Era para ser uma merda.
E foi.

26/04/2007

Então Ainda

Tiraram-me para fora,
tal que de vez nascesse.
Não chorei, pelo que
me cortaram o peito.
Meteram-me dentro
uma pedra vermelha:
para que bombeasse o tempo.
Então sim, chorei.

Ainda me acontece.



Caramulo, madrugada de 26 de Abril de 2007

25/04/2007

Cada Um É mais Um menos Nenhum (33 anos do 25 de Abril)

(texto composto para ser dito – e foi – na evocação do 25 de Abril e de José Afonso organizada em Vouzela pelo grupo Vozes da Terra, no cine-teatro daquele município, na noite de 24 de Abril de 2007)

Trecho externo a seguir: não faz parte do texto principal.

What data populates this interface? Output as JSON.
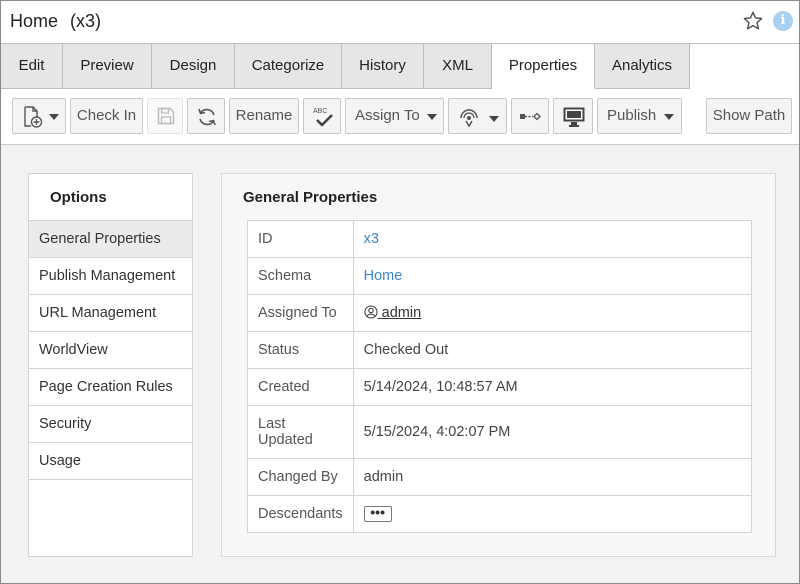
{
  "header": {
    "title": "Home",
    "subtitle": "(x3)",
    "star_icon": "star-outline-icon",
    "info_icon": "info-icon",
    "info_glyph": "i"
  },
  "tabs": [
    {
      "label": "Edit"
    },
    {
      "label": "Preview"
    },
    {
      "label": "Design"
    },
    {
      "label": "Categorize"
    },
    {
      "label": "History"
    },
    {
      "label": "XML"
    },
    {
      "label": "Properties",
      "active": true
    },
    {
      "label": "Analytics"
    }
  ],
  "toolbar": {
    "check_in": "Check In",
    "rename": "Rename",
    "spell_abc": "ABC",
    "assign_to": "Assign To",
    "publish": "Publish",
    "show_path": "Show Path"
  },
  "options": {
    "title": "Options",
    "items": [
      {
        "label": "General Properties",
        "active": true
      },
      {
        "label": "Publish Management"
      },
      {
        "label": "URL Management"
      },
      {
        "label": "WorldView"
      },
      {
        "label": "Page Creation Rules"
      },
      {
        "label": "Security"
      },
      {
        "label": "Usage"
      }
    ]
  },
  "general": {
    "title": "General Properties",
    "rows": {
      "id": {
        "key": "ID",
        "value": "x3"
      },
      "schema": {
        "key": "Schema",
        "value": "Home"
      },
      "assigned_to": {
        "key": "Assigned To",
        "value": "admin"
      },
      "status": {
        "key": "Status",
        "value": "Checked Out"
      },
      "created": {
        "key": "Created",
        "value": "5/14/2024, 10:48:57 AM"
      },
      "last_updated": {
        "key_line1": "Last",
        "key_line2": "Updated",
        "value": "5/15/2024, 4:02:07 PM"
      },
      "changed_by": {
        "key": "Changed By",
        "value": "admin"
      },
      "descendants": {
        "key": "Descendants",
        "value": "•••"
      }
    }
  },
  "colors": {
    "link": "#3a86c8",
    "active_tab": "#ffffff",
    "inactive_tab": "#e6e6e6",
    "info": "#a8d0f0"
  }
}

É bem ou mal falar em público de um morto?
Depende do que dele se diga.
Depende da letra e da cantiga.
Mas é bem ou mal falar em público de uma morta?
Não digo de uma defunta pessoa
mas de uma morta Revolução?
O Povo não morreu
está só
embora muito
amortecido.
O Povo vive ao semestre.
Foi
aliás
um contragolpe de mestre:
seis meses no centro de desemprego
outros seis à caixa do hipermercado.
Mas canta-se o fado.
O povo unido nunca mais será contratado.
Uma só no cravo
mil e uma na ferradura:
ou é vocação de escravo
ou de cavalgadura.
Direito ao voto?
Pois muito bem.
Em quem eu boto
botam contra cinquenta e cem.
Mais a abstenção.
Mais a privatização.
Mais a globalização.
O Iraque não é aqui nem ali.
É Alá
Graças a Deus.
Assoa-te
abençoa-te
e passa.
Angola já foi mas já não é.
Moçambique e Cahora Bassa
mais o preto da Guiné
ao pé de quem nascíamos portugueses de 2ª.
Já não há anedotas nem trocadilhos.
Já nem fazemos amor
nem filhos.
A caderneta de poupança
tem um zero tão à canhota
que só pode ser cobrança
pró-aeroporto da Ota.
Ah sim! E também o TGV
p’ra irmos mais depressa
de nenhures a lado algum.
Saia um rabo de bacalhau
e uma cabeça de atum!
Como quase tudo em Portugal
(santo País etc. e tal)
até a barragem do Alqueva
chegou 33 anos atrasada:
para afogar a Revolução não
era precisa tanta água.

Bastava bem esta nossa mágoa
este nosso desconcerto perante nós ao espelho
o lento olhar enevoado pelo primeiro cabelo branco
pelo segundo pelo terceiro pelo último.
Somos livres em silêncio.
Somos livros que ninguém lê.
Também
ninguém gosta de ler.
Ninguém escreve
a não ser SMS
que isto de ter telemóvel é o que mais apetece.
Camões fora do ensino
trocado pelo best-seller do gajo mais pequenino.
Fernando Pessoa para quê
s’a gente tem olhos mas não vê?
Eça de Queiroz?
Que estopada que impingem à indiferente criançada
à geração morango-açucarada.
Muito melhores são
o cagadonald’s e o franchising redentor
q’a gente p’ra saber inglês nem precisa de professor.

E no entanto
ó meu País
meu amor
meu dia de há minutos
minha noite de há séculos
minha luz azul na manhã de ouro
e no entanto
nós somos livres
livres como o pássaro molhado pela chuva que poisa
quando quer
e quando quer levanta voo
mesmo que para emigrar
livres como a memória fresca do inocente
a memória do ser que é a pessoa entre a demais gente.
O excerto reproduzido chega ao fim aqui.